Hi SophieMy name is
Sarah B and I would like to say, Welcome you to Susan's Place!
We strive to make this a safe place for you and everyone to find information and to share your thoughts and comments regarding your journey.
Quote from: TwilightSophie on March 03, 2024, 04:30:07 PMHi there!
I made an account here some 10+ years ago, under a different name. Back then I wasn't really sure of my feelings. I had a couple of moments in the intervening years, bought some clothes, had to get rid of them, and spoke in IRC once or twice. While nothing came of it, I kind of knew there was a very high chance I would snap eventually.
I came to Susan's after being in the woodwork for over 20 years, I made an account, and after 2 years, I moved on and it's only recently that I have come back to Susan's to do some research and currently I'm helping out.
I brought my clothes over a period of 10 years and I never got rid of them as they helped me in changing my life around. Why did you get rid of them? It looks like you have an inner sense of what will happen and what you want, without realizing it.
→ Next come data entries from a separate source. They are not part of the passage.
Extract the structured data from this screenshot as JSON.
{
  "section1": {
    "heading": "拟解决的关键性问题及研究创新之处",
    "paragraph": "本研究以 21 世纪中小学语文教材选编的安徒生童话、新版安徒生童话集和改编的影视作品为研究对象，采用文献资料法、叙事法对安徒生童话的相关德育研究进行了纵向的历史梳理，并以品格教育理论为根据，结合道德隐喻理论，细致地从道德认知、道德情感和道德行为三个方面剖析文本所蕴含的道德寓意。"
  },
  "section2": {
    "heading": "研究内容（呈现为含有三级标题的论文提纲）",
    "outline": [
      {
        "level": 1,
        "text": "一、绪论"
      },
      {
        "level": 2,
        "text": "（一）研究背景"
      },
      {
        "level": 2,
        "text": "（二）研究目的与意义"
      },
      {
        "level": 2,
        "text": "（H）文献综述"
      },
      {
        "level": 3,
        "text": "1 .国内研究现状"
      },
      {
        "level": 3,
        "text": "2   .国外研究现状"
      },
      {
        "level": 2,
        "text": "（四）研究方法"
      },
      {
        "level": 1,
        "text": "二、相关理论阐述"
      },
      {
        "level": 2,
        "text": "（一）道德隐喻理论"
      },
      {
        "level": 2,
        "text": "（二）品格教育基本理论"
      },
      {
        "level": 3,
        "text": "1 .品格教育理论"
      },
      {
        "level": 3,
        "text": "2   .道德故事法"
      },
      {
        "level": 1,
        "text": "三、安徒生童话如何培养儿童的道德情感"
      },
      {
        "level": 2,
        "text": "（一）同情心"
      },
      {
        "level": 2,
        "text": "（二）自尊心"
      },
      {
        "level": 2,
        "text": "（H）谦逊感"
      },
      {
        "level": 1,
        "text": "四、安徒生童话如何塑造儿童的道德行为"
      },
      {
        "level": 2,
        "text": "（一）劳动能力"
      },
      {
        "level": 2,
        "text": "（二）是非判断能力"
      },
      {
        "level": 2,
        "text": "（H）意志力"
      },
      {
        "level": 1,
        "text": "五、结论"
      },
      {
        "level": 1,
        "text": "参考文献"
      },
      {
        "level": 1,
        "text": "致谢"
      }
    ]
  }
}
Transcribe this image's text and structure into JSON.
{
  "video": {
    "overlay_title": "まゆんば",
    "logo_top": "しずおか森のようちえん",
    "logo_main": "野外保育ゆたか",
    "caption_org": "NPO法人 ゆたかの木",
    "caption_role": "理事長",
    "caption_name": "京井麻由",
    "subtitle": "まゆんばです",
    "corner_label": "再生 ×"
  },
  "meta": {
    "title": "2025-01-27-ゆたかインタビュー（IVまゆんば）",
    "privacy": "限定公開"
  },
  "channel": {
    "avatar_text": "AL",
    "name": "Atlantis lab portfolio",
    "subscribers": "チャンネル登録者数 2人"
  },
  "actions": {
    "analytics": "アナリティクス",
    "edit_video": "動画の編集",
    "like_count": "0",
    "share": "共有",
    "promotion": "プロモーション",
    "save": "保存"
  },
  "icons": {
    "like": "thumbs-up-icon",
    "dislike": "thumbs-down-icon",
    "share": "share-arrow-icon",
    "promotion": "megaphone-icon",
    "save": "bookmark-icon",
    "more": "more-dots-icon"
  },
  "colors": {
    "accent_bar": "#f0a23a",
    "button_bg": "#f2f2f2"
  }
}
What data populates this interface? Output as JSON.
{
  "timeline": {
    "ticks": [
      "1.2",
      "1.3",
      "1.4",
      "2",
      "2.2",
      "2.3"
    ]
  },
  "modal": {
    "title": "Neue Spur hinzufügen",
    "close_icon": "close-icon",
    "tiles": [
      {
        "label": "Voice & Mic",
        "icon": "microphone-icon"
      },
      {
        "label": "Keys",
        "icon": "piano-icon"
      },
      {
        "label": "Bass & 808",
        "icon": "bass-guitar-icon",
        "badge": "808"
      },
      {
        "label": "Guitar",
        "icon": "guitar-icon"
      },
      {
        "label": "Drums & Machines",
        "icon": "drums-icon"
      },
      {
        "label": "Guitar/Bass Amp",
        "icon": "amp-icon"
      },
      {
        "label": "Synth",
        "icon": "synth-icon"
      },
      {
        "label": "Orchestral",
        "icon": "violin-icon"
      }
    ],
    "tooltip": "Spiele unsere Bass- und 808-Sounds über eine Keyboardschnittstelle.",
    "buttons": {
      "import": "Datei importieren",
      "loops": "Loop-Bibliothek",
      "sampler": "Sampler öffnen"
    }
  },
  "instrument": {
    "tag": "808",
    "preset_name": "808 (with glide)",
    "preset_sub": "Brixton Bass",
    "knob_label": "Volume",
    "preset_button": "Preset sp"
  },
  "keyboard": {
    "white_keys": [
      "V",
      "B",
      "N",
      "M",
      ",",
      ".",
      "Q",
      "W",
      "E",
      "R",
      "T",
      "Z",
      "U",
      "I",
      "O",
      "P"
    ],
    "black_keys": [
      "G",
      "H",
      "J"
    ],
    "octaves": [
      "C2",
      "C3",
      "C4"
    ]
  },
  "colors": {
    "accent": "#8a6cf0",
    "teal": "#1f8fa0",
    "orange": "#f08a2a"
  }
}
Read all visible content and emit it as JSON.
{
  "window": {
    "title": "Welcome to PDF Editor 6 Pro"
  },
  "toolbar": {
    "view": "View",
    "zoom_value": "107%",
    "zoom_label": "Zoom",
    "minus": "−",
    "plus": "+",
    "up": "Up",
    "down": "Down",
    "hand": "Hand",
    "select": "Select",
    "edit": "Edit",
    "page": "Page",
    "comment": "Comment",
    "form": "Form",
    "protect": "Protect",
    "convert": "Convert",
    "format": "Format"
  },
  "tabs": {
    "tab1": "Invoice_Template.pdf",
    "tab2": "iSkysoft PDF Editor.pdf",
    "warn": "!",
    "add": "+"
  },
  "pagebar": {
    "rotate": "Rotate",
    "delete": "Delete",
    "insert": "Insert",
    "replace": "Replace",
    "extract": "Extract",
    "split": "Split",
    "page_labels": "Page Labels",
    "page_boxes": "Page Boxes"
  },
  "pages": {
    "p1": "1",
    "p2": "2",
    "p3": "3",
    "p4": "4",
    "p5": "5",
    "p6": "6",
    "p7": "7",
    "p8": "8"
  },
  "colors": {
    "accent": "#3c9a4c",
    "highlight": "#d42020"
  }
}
I have a similar outlook as well and I never questioned myself, in wanting to be a female. I never faltered in what I did and hence the chance of me snapping did not cross my mind.
Quote from: TwilightSophie on March 03, 2024, 04:30:07 PMThis time was different. I really feel it so strongly. I'm as certain as I can be that I'm a woman now, and I'm ready to begin that journey. Waiting on clinics to get back to me now.
The years 1987 and 1988, like you, really started to get stronger and stronger, that constant longing and wanting to a female and I turned my life around in 1989 and I have never looked back. I never had help, however you do, so please ask and anyone around who can, will help you if they can. There is a term called 'Informed Consent', so please keep this in mind and if you do you will be able to begin your journey with a sound footing.
Quote from: TwilightSophie on March 03, 2024, 04:30:07 PMI came out to my friends, and my brother. Been myself around them both now. My friends have been amazing (some of them are trans and helped me very directly), and it's a great feeling being a sister at last!
I never came out and I still never come out to anyone. My family knows and it was my uncle who knew about me told my mum and Chinese Whispers ensued. I'm lucky, very lucky that my family loves me unconditionally and I'm happy with that. It's good to hear that you have friends who accept you for who you are. Go sister!
Quote from: TwilightSophie on March 03, 2024, 04:30:07 PMSince coming to terms with it, I've realized so many things about myself. In hindsight it really goes back into my childhood. Without being all that feminine, I had a real fear that people would think of me that way. Why? I was hiding. Hiding something I wasn't sure of. Now I know what it was.
I knew of several incidents as a child, that I wanted or longed, to be a girl and yet I had an innate sense that I had to keep my thoughts to myself, so yes I was hiding just like you. In those days, it was not safe to be out. I learnt when I joined Susan's that I was always a female. I was so naive at that time at least you have learned earlier on that you are female.
Quote from: TwilightSophie on March 03, 2024, 04:30:07 PMI haven't told my parents yet, planning to soon. It's not an ideal thing to do, I still live with them at nearly 30, but if push comes to shove I could find a way to support myself. This is my life, I want to live it as the girl I want to be, and I won't let anyone stop me. They've been supportive of most other things, I hope they will take this well.
I live with my mum basically until I was 30 and I never told her about me, as I said my uncle told my mum after I left my family and friends. When I did catch up with my mum 3 years after my surgery and when she saw me she said, "I missed you so much". I will always love her for that.
In a sense without thinking about it, I did not want anyone in my family from stopping me from doing what I want, especially my surgery. I moved 4,000km away so they were unable to stop me anyway. My uncle wanted to be there and circumstances prevented him and me, from being there at my surgery. So always have a backup plan no matter what you do and be able to move out if things go south. I hope your parents support you in your journey. Some how in a round about way bring the subject of 'transgender' up and see what their reaction is. Then you will be able to plan accordingly.
Quote from: TwilightSophie on March 03, 2024, 04:30:07 PMAnyway, It's good to be back, and not needing to hide myself (as much) any more.
I know also it's good to be back as well as I'm learning new things here at Susan's and this is the only place where I can talk about my 'condition'. There are a few family members who do know the full story of me. I always say to them in that case, that they can ask me any question about what I did in relation to how I changed my life around.
Take care, look after yourself and I hope to see you again and I will certainly appreciate listening to stories about yourself and your journey.